Kavel se suspendait aux paroles de la rectrice, la suivait des yeux tandis qu’elle circulait autour de lui. Foulée après foulée, Ferenji abandonna la vue dominante de l’amas de livres pour mieux se diriger vers la fenêtre. Quelque part au-delà de la cime et des bâtisses s’esquissait un horizon dont elle admirait les contours.

— Tu as parcouru la moitié du monde pour te rendre ici, rappela-t-elle.

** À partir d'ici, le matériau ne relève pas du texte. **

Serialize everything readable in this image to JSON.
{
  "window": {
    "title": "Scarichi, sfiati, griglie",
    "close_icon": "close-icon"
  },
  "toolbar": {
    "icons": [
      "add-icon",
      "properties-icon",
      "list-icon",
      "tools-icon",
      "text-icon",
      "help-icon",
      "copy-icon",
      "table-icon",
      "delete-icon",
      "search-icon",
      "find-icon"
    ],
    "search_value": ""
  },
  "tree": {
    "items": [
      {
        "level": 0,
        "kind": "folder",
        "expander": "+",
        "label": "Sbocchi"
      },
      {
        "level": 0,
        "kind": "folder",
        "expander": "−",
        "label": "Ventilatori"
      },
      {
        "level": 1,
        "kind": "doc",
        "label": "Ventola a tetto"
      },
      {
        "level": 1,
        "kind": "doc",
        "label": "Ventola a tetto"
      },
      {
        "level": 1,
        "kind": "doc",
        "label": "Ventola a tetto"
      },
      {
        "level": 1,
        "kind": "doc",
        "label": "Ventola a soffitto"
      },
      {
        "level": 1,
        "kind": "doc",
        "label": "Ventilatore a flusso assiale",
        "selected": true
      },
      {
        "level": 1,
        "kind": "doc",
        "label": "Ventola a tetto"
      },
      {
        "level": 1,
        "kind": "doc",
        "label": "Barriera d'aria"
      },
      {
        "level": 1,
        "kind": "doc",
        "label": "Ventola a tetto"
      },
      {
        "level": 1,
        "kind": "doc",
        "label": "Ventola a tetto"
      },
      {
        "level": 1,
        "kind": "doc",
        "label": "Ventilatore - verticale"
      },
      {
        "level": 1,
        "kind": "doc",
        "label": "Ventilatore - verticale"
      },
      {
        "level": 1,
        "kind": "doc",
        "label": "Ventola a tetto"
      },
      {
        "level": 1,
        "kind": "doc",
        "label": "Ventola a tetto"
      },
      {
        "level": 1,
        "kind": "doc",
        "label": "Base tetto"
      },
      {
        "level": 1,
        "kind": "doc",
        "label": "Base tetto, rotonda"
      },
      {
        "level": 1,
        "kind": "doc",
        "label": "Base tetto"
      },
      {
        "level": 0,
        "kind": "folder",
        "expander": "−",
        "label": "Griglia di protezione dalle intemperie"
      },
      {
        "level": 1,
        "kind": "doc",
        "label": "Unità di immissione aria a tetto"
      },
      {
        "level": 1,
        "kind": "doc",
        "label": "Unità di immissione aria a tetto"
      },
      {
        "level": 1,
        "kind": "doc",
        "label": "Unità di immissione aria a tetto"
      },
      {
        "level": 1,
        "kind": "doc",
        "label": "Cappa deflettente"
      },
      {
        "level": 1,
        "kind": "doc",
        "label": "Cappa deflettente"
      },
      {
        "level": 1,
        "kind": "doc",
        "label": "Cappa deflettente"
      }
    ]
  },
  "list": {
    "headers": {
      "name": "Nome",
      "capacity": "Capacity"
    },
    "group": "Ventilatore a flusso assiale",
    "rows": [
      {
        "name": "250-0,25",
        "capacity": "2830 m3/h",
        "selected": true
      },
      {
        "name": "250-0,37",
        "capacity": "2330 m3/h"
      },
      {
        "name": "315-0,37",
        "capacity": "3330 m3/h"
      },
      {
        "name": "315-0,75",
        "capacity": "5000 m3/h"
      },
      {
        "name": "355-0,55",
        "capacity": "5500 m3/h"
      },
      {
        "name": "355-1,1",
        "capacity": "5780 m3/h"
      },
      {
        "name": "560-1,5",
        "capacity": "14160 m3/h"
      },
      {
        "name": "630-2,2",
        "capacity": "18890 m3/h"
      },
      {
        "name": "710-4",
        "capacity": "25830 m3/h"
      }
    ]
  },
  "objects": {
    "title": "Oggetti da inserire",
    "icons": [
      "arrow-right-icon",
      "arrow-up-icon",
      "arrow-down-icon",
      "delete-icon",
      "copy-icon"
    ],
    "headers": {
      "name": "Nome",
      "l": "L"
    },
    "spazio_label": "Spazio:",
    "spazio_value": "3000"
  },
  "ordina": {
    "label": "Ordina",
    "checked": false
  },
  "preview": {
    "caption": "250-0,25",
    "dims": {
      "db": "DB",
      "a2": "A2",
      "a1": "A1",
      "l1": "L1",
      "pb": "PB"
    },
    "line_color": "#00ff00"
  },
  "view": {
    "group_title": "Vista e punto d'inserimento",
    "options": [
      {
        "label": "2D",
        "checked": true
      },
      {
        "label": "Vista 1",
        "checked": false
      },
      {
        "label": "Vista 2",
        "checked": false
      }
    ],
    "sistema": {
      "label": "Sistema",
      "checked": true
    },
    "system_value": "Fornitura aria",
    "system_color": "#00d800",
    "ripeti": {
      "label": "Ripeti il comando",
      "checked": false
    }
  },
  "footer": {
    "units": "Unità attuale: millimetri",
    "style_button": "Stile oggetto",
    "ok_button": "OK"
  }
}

Tu as un esprit de voyage, Kavel. Tu es d’accord ?

— J’imagine, fit le jeune homme. Je trouvais la Skelurnie trop petite, et j’avais prévu de voyager dès que j’étais diplômé. Mon frère a précipité mon départ… et m’a emmené plus loin que prévu.

— Oh ! Je ne savais pas. Tu as décidément des histoires intéressantes à raconter, Kavel. Ne te pense pas insignifiant. Tu as de grandes contributions à apporter à notre université, et sans doute même au-delà.

— Vous croyez ?

— Toi seul peux le découvrir. De toutes les destinations de Menistas, pourquoi as-tu choisi celle-ci ?

— Eh bien, Parmow Dil est situé sur une partie calme de la mer. La liaison depuis Doroniak, où le navire depuis la Skelurnie a réalisé une escale, en est d’autant plus facile.

— J’aurais dû poser ma question autrement. Oui, le navire a accosté sur ce port, mais le continent entier de Menistas s’offrait à toi.

Kavel s’avéra incapable de répondre. Il se frotta l’arrière du crâne, haussant les épaules, face à son interlocutrice qui décocha un sourire.

— Ne sois pas embarrassé ! conseilla Ferenji. Des grandes cités aux villages reculés, Menistas appartient autant aux ludrams qu’aux humains, mais Parmow Dil est l’un de leurs principaux foyers. Pour des raisons historiques, bien sûr. En pratique, cela implique que les nouveaux arrivants se sentent plus à l’aise à l’idée de démarrer leur nouvelle vie ici.

— Vous avez répondu pour moi, avoua Kavel. J’aurais pu dire que je voulais travailler dans la prestigieuse université de Parmow Dil, mais j’ai appris son existence seulement après mon arrivée ici.

— Et si je te disais que tu peux explorer Menistas tout en travaillant pour l’université ? Nous avons assez de fonds pour financer une expédition. Ainsi tu seras en mesure d’appliquer tes savoirs !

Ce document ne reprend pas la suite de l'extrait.